For the past week, there's been a big brouhaha at Bloomberg over how reporters for the business news service have been using the company’s terminals to monitor employees on Wall Street.
Some reporters have apparently used that information to find leads for the articles they write.
Now Bloomberg has gotten former IBM CEO Sam Palmisano involved.
Palmisano will conduct a review of Bloomberg's privacy policies and help Bloomberg come up with rules on what reporters can and cannot do with terminal subscriber data, reports the New York Times' Amy Chozick.
Palmisano is a friend of Bloomberg founder Michael Bloomberg and sits on the board of his charity foundation, Bloomberg Philanthropies.
To recap: Goldman Sachs complained when it learned that Bloomberg staffers could see which of its employees had been logging into Bloomberg’s proprietary terminals.

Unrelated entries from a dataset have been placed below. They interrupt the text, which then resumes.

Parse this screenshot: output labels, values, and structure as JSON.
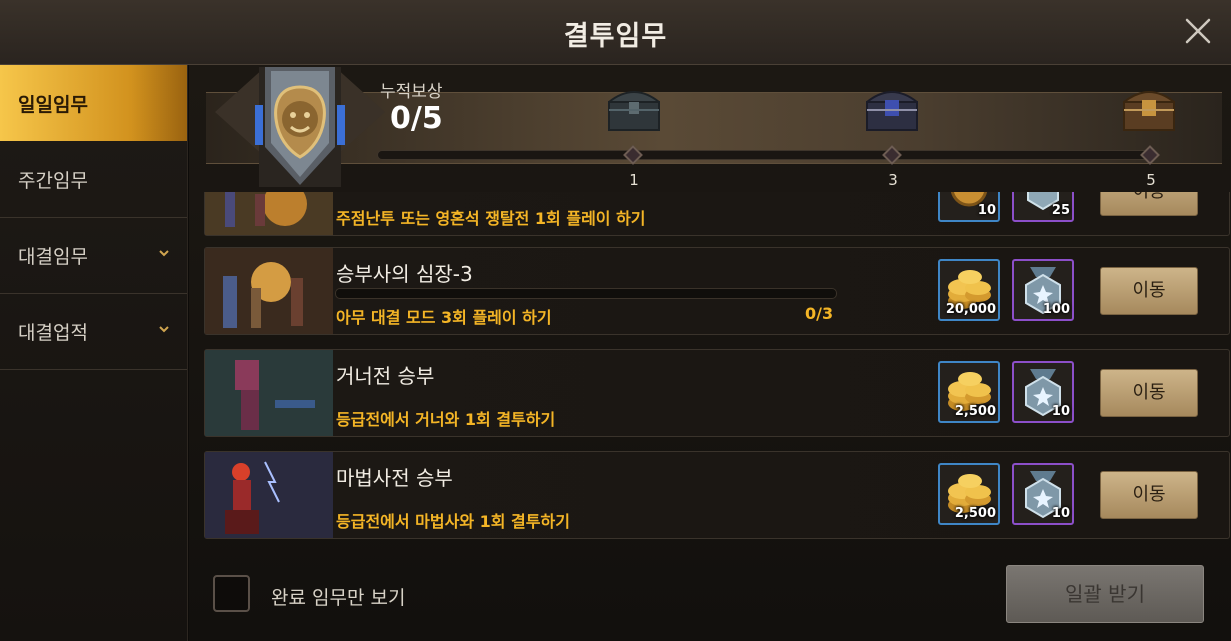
{
  "window": {
    "title": "결투임무"
  },
  "sidebar": {
    "items": [
      {
        "label": "일일임무",
        "active": true,
        "has_chevron": false
      },
      {
        "label": "주간임무",
        "active": false,
        "has_chevron": false
      },
      {
        "label": "대결임무",
        "active": false,
        "has_chevron": true
      },
      {
        "label": "대결업적",
        "active": false,
        "has_chevron": true
      }
    ]
  },
  "accumulated": {
    "label": "누적보상",
    "value": "0/5",
    "progress_fraction": 0,
    "milestones": [
      {
        "label": "1",
        "chest": "chest-tier1-icon"
      },
      {
        "label": "3",
        "chest": "chest-tier2-icon"
      },
      {
        "label": "5",
        "chest": "chest-tier3-icon"
      }
    ]
  },
  "quests": [
    {
      "title": "",
      "desc": "주점난투 또는 영혼석 쟁탈전 1회 플레이 하기",
      "gold": "10",
      "gem": "25",
      "button": "이동",
      "partial": true
    },
    {
      "title": "승부사의 심장-3",
      "desc": "아무 대결 모드 3회 플레이 하기",
      "count": "0/3",
      "progress_fraction": 0,
      "gold": "20,000",
      "gem": "100",
      "button": "이동"
    },
    {
      "title": "거너전 승부",
      "desc": "등급전에서 거너와 1회 결투하기",
      "gold": "2,500",
      "gem": "10",
      "button": "이동"
    },
    {
      "title": "마법사전 승부",
      "desc": "등급전에서 마법사와 1회 결투하기",
      "gold": "2,500",
      "gem": "10",
      "button": "이동"
    }
  ],
  "footer": {
    "checkbox_label": "완료 임무만 보기",
    "checkbox_checked": false,
    "collect_label": "일괄 받기",
    "collect_enabled": false
  },
  "colors": {
    "accent_gold": "#f4b526",
    "active_tab": "#e0a838",
    "button": "#c0a57a"
  }
}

One reporter used that info as a lead for a story. She called Goldman asking if one of its employees had left the company, based on the fact that the employee hadn't logged into the terminal for weeks.
Goldman freaked and complained. Then complaints poured in from the likes of JPMorgan Chase, Bank of America and Deutsche Bank, and the Federal Reserve, Chozick reports.
So investigations have commenced, too. So far, Bloomberg has hired a top editor to come up with rules on how reporters can use terminal data, hired a law firm to investigate, appointed a compliance officer and now, asked Palmisano to conduct a review.
There's even some talk that Goldman might create its own Bloomberg-like terminal chat system.